Un escalofrío me recorrió el cuerpo. Lo atribuí al dolor de un niño. Pero el lunes, Noah lo repitió.
—Ethan regresó. Junto a la cerca.
—Habló conmigo —añadió Noah, bajando la voz—. Es un secreto.
Se me encogió el corazón. —No le guardamos secretos a mamá —dije con suavidad pero con firmeza.
—Me dijo que no te lo contara.
Eso fue suficiente.
A la mañana siguiente, fui directamente a la oficina de la escuela y pedí las grabaciones de las cámaras de seguridad del patio y la puerta trasera. El director dudó un momento y luego mostró las cámaras.
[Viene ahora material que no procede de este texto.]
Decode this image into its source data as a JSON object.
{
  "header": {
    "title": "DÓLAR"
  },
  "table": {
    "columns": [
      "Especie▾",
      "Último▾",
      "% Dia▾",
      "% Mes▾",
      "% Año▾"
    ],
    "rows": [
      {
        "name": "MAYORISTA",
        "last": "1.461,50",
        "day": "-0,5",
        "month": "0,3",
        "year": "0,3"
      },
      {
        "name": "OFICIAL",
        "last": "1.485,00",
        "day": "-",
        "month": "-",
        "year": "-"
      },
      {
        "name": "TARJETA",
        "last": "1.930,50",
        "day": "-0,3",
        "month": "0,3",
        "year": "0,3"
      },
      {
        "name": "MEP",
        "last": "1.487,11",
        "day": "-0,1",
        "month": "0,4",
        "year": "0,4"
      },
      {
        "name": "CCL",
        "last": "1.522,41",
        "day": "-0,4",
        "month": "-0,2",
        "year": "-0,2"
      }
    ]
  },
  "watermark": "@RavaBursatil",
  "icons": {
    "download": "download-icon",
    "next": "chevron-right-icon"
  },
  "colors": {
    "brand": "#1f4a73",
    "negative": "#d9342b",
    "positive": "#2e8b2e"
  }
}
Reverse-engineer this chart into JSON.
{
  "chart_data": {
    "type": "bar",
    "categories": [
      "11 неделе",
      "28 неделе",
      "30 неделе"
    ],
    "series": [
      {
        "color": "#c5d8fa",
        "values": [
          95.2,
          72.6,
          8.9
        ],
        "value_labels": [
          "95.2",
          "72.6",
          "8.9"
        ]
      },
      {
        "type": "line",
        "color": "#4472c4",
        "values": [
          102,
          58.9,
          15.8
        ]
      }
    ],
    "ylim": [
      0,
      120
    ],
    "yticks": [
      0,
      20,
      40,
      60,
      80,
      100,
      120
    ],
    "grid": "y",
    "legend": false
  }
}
Al principio, todo parecía normal: niños corriendo, maestros caminando de un lado a otro. Entonces Noah se acercó a la cerca trasera, sonriendo y saludando.
—Zoom —dije.
Al otro lado de la cerca, agachado y fuera de la vista principal, había un hombre con una chaqueta de trabajo y una gorra de béisbol. Se inclinó hacia adelante, hablando. Noah se rió como si no fuera nada nuevo. El hombre deslizó algo pequeño a través de la cerca.
Mi visión se redujo.
«Es uno de los contratistas», dijo el director. «Ha estado arreglando las luces exteriores».
Pero reconocí el rostro del expediente del accidente que me había obligado a no examinar con detenimiento.
«Es él», susurré. «El camionero».
Llamé al 911.
Los agentes llegaron rápidamente y lo encontraron cerca del cobertizo de mantenimiento. No huyó. Cooperó.
Lo llevaron a una pequeña sala de conferencias. Sin su gorra, parecía más pequeño. Más delgado. Tenía los ojos rojos.
«Señora Elana», dijo con voz ronca cuando entré.
Se me erizó la piel al oír mi nombre en sus labios.
Noah se pegó a mí. —Ese es el amigo de Ethan —susurró.
Envié a Noah afuera y me enfrenté al hombre.